Accurate and computationally efficient 3D medical image segmentation remains a critical challenge in clinical workflows. Transformer-based architectures often demonstrate superior global contextual modeling but at the expense of excessive parameter counts and memory demands, restricting their clinical deployment. We propose RefineFormer3D, a lightweight hierarchical transformer architecture that balances segmentation accuracy and computational efficiency for volumetric medical imaging. The architecture integrates three key components: (i) GhostConv3D-based patch embedding for efficient feature extraction with minimal redundancy, (ii) MixFFN3D module with low-rank projections and depthwise convolutions for parameter-efficient feature extraction, and (iii) a cross-attention fusion decoder enabling adaptive multi-scale skip connection integration. RefineFormer3D contains only 2.94M parameters, substantially fewer than contemporary transformer-based methods.
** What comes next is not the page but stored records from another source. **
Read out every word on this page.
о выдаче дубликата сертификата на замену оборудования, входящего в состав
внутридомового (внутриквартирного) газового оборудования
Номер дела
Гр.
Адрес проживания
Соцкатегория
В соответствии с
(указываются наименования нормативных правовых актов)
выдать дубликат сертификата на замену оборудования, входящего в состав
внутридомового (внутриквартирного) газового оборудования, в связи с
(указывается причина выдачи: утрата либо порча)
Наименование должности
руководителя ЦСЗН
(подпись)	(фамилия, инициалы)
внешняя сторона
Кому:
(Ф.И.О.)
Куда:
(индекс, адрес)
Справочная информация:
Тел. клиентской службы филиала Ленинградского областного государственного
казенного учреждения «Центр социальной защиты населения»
Extensive experiments on ACDC and BraTS benchmarks demonstrate that RefineFormer3D achieves 93.44\% and 85.9\% average Dice scores respectively, outperforming or matching state-of-the-art methods while requiring significantly fewer parameters. Furthermore, the model achieves fast inference (8.35 ms per volume on GPU) with low memory requirements, supporting deployment in resource-constrained clinical environments. These results establish RefineFormer3D as an effective and scalable solution for practical 3D medical image segmentation.
Paper Structure (21 sections, 18 equations, 4 figures, 6 tables)

This paper contains 21 sections, 18 equations, 4 figures, 6 tables.

Figures (4)

  • Figure 1: Model efficiency comparison on ACDC dataset acdc. Parameter count versus segmentation performance for RefineFormer3D and existing 3D segmentation models. Blue bars indicate number of parameters; orange-red curve shows average Dice score. RefineFormer3D achieves superior performance with only 2.94M parameters.
  • Figure 2: RefineFormer3D architecture overview. The input volume $\mathbb{R}^{B \times C_{\mathrm{in}} \times D \times H \times W}$ is procecssed via 3D patch embedding and encoded through four hierarchical stages. Each encoder stage applies two consecutive transformer blocks which are windowed self attention followed by shifted window attention. The decoder progressively refines features by fusing encoder skip connections through cross attention, where decoder features query encoder representations for selective multi scale aggregation. The final upsampling block performs refinement without skip connections. Deep supervision is applied via auxiliary heads at intermediate decoder outputs.
  • Figure 3: Visual comparison of original MRI, ground truth, and predicted segmentation for four representative BraTS cases showing whole tumor (yellow), enhancing tumor (orange), and tumor core (cyan) regions.
  • Figure 4: Visual comparison of original MRI, ground truth, and predicted segmentation for four representative ACDC cardiac cases showing right ventricle (RV), myocardium, and left ventricle (LV).